Prior to joining S&P, Hannah led American Community Capital (ACC), the lending platform and subsidiary CDFI for Boston Financial, a national low income housing tax credit syndicator. Previously, Hannah was the Managing Director, Public Housing Finance & Lending Strategies at New York City Housing Development Corporation where she oversaw a $10 billion lending platform for the rehabilitation of public housing. She has also served as Senior Advisor, Deputy Mayor for Housing and Economic Development at the New York City Mayor’s Office, Director, National Strategic Initiatives at Low Income Investment Fund (LIIF), a nationally recognized CDFI, and Vice President at Citi Community Capital.
Hannah received her MBA from Yale School of Management and her BA from Wesleyan University.

Laurie Goodman is an Institute fellow and the founder of the Housing Finance Policy Center at the Urban Institute. The center provides policymakers data-driven analyses of housing finance policy issues they can depend on for relevance, accuracy, and independence.
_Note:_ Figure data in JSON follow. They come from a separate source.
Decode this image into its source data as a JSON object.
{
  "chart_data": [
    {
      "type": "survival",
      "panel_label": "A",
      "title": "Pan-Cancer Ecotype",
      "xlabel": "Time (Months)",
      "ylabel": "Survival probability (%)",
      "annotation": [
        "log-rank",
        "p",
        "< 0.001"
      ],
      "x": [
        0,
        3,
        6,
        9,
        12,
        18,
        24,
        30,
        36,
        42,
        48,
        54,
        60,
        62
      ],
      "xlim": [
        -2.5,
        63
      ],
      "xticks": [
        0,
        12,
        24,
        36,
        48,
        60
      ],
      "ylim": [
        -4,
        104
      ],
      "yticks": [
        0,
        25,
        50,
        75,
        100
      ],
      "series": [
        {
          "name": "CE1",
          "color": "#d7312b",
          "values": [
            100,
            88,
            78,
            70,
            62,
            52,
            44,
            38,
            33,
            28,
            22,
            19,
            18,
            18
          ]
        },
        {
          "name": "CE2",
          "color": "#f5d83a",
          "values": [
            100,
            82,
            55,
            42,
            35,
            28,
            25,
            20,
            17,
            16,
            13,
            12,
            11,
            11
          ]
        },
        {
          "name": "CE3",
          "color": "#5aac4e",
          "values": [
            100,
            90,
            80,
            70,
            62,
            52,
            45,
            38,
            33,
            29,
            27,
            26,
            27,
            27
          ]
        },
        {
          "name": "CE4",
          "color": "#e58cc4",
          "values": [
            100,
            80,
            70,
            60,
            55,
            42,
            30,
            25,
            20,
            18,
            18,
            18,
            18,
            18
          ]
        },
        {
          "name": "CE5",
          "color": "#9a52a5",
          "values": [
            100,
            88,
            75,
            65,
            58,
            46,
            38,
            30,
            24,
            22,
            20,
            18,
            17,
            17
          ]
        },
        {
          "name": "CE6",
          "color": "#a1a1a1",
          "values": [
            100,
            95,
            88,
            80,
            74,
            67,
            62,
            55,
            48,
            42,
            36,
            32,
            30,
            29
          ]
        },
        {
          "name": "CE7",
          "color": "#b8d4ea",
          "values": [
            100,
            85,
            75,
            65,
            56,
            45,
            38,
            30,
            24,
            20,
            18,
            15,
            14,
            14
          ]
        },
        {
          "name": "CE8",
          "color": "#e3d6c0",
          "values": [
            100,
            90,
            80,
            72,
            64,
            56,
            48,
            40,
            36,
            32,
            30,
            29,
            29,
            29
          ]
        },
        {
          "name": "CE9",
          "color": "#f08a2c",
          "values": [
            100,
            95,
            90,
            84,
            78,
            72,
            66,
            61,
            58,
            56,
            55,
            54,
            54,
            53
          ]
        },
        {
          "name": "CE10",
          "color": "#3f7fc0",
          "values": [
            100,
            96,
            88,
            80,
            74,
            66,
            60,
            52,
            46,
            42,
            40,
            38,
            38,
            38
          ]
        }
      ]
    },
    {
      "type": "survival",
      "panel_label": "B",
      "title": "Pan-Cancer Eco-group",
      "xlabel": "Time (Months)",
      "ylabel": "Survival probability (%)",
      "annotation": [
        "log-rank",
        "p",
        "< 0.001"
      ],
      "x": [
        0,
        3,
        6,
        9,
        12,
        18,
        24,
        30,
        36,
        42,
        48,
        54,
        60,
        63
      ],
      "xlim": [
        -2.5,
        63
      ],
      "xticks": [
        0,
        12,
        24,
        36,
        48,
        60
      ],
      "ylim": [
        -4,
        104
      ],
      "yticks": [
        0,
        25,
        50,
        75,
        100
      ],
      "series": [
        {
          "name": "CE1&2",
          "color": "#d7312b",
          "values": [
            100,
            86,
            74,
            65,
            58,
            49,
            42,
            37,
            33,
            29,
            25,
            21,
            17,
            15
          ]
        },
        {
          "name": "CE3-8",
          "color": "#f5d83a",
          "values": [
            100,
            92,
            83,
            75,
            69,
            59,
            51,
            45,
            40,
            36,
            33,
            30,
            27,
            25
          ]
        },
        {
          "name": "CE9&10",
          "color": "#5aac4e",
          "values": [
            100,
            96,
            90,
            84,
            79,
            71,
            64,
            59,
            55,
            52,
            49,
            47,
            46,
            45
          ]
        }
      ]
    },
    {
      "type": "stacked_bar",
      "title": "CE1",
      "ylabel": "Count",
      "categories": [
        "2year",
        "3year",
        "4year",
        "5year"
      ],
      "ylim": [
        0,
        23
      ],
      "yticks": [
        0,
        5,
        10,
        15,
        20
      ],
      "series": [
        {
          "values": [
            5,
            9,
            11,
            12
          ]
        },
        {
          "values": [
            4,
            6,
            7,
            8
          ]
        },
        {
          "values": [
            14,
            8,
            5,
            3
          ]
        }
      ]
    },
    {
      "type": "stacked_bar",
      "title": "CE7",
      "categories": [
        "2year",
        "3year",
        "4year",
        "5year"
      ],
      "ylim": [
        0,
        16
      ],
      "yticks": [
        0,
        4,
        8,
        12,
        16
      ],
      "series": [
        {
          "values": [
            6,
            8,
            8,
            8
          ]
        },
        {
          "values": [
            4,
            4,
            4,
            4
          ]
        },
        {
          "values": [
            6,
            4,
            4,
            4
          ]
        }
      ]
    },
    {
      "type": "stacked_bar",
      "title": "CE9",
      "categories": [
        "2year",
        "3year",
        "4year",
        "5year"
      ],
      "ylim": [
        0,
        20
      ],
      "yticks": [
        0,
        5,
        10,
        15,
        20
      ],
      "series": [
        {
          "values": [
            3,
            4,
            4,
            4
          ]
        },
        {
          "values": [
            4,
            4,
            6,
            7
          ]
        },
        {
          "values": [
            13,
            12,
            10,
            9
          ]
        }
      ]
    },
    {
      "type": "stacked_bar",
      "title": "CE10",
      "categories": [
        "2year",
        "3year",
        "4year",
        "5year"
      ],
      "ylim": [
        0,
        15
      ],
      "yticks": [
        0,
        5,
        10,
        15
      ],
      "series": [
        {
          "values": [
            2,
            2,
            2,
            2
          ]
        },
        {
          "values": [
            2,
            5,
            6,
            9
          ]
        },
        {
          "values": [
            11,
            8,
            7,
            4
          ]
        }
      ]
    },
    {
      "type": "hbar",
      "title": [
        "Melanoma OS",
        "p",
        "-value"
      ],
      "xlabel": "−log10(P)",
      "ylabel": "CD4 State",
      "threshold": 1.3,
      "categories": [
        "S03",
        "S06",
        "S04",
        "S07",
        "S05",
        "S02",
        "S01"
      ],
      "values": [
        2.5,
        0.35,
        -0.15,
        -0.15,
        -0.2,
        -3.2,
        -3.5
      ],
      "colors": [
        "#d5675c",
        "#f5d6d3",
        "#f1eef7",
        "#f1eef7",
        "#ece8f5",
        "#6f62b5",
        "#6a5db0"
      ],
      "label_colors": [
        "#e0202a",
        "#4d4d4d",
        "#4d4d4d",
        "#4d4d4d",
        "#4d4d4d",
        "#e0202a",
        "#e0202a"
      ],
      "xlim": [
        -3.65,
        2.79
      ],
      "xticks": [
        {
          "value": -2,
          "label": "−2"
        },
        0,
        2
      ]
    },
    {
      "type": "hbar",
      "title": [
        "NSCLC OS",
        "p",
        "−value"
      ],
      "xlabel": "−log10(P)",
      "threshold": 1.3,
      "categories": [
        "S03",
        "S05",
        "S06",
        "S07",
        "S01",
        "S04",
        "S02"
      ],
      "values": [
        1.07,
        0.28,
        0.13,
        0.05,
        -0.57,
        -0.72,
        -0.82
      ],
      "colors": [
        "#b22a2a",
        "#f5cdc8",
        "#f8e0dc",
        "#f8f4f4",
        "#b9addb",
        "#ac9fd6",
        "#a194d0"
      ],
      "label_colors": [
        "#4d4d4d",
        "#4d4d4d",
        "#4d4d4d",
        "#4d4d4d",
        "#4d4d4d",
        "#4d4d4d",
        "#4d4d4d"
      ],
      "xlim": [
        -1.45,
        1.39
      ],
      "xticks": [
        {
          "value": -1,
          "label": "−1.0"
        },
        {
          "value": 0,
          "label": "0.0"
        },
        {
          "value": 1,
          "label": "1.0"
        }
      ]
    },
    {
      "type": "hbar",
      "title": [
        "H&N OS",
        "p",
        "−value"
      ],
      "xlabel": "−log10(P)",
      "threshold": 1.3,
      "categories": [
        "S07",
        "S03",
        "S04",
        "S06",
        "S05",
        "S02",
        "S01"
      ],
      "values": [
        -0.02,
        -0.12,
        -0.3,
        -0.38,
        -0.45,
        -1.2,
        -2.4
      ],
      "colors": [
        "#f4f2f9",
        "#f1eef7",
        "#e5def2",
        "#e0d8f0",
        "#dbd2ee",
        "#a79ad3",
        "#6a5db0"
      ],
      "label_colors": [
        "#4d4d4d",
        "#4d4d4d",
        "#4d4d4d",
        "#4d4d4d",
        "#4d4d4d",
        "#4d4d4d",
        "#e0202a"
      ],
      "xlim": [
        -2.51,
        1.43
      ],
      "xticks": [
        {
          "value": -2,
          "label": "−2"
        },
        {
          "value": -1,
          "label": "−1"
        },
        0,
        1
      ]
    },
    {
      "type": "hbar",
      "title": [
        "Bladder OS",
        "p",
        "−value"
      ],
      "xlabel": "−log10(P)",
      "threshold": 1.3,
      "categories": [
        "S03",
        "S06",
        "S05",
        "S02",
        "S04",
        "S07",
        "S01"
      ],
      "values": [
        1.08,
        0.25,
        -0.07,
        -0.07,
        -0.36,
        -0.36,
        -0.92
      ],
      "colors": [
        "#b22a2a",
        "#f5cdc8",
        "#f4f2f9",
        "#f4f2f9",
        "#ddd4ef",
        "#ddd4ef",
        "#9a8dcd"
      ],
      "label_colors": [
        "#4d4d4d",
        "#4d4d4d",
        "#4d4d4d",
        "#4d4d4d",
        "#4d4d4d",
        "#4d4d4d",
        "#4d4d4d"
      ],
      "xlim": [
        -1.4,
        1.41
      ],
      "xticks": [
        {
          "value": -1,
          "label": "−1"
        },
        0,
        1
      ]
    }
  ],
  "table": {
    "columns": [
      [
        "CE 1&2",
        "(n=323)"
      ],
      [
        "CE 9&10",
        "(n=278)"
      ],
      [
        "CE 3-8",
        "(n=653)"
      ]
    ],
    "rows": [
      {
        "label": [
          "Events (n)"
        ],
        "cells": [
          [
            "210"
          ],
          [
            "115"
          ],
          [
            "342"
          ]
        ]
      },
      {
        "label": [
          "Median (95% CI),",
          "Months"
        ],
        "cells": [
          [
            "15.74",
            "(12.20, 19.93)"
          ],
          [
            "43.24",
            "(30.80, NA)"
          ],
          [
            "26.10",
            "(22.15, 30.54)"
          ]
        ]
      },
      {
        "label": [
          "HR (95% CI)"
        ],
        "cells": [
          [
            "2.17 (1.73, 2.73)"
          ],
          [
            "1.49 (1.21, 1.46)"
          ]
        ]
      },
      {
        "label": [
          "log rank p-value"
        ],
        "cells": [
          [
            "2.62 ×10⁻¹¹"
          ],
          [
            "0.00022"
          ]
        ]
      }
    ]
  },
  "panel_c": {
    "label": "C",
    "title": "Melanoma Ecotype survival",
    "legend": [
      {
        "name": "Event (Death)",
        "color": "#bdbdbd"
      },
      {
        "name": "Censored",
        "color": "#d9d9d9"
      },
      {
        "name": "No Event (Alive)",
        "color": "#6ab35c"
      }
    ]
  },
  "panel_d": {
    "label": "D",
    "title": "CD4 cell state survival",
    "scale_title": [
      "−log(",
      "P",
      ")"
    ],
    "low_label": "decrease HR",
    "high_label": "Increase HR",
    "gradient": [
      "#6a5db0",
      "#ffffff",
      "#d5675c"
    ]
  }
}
Before joining Urban, Goodman spent 30 years as an analyst and research department manager at several Wall Street firms. From 2008 to 2013, she was a senior managing director at Amherst Securities Group LP, a boutique broker-dealer specializing in securitized products, where her strategy effort became known for its analysis of housing policy issues. From 1993 to 2008, Goodman was head of global fixed income research and manager of US securitized products research at UBS and predecessor firms, which were ranked first by Institutional Investor for 11 straight years. Before that, she held research and portfolio management positions at several Wall Street firms. She began her career as a senior economist at the Federal Reserve Bank of New York. Goodman was inducted into the Fixed Income Analysts Hall of Fame in 2009.
Goodman serves on the board of directors of MFA Financial and Arch Capital Group Ltd. and is a consultant to the Amherst Group. Goodman has published more than 200 journal articles and has coauthored and coedited five books. She has a BA in mathematics from the University of Pennsylvania and an AM and PhD in economics from Stanford University.

Paul Steenhausen is principal fiscal and policy analyst at the Legislative Analyst’s Office (LAO), the nonpartisan research and advisory arm of the California Legislature. Paul currently analyzes state housing and homelessness budgets for the LAO, with a focus on ways to streamline state funding for affordable housing projects. Paul has covered various other assignments in his 21 years with the office, including higher education and criminal justice. Paul has an undergraduate degree in political science from the University of California, Los Angeles and a master’s and Ph.D. from the University of Southern California.

Eric Goldywn is a program director at the Marron Institute of Urban Management and a Clinical Assistant Professor in the Transportation and Land-Use program at the NYU Marron Institute. He received his Ph.D. in Urban Planning from Columbia University. He teaches courses on urban planning and urban studies and his writing on cities and transportation technology has been published in academic journals and popular press outlets.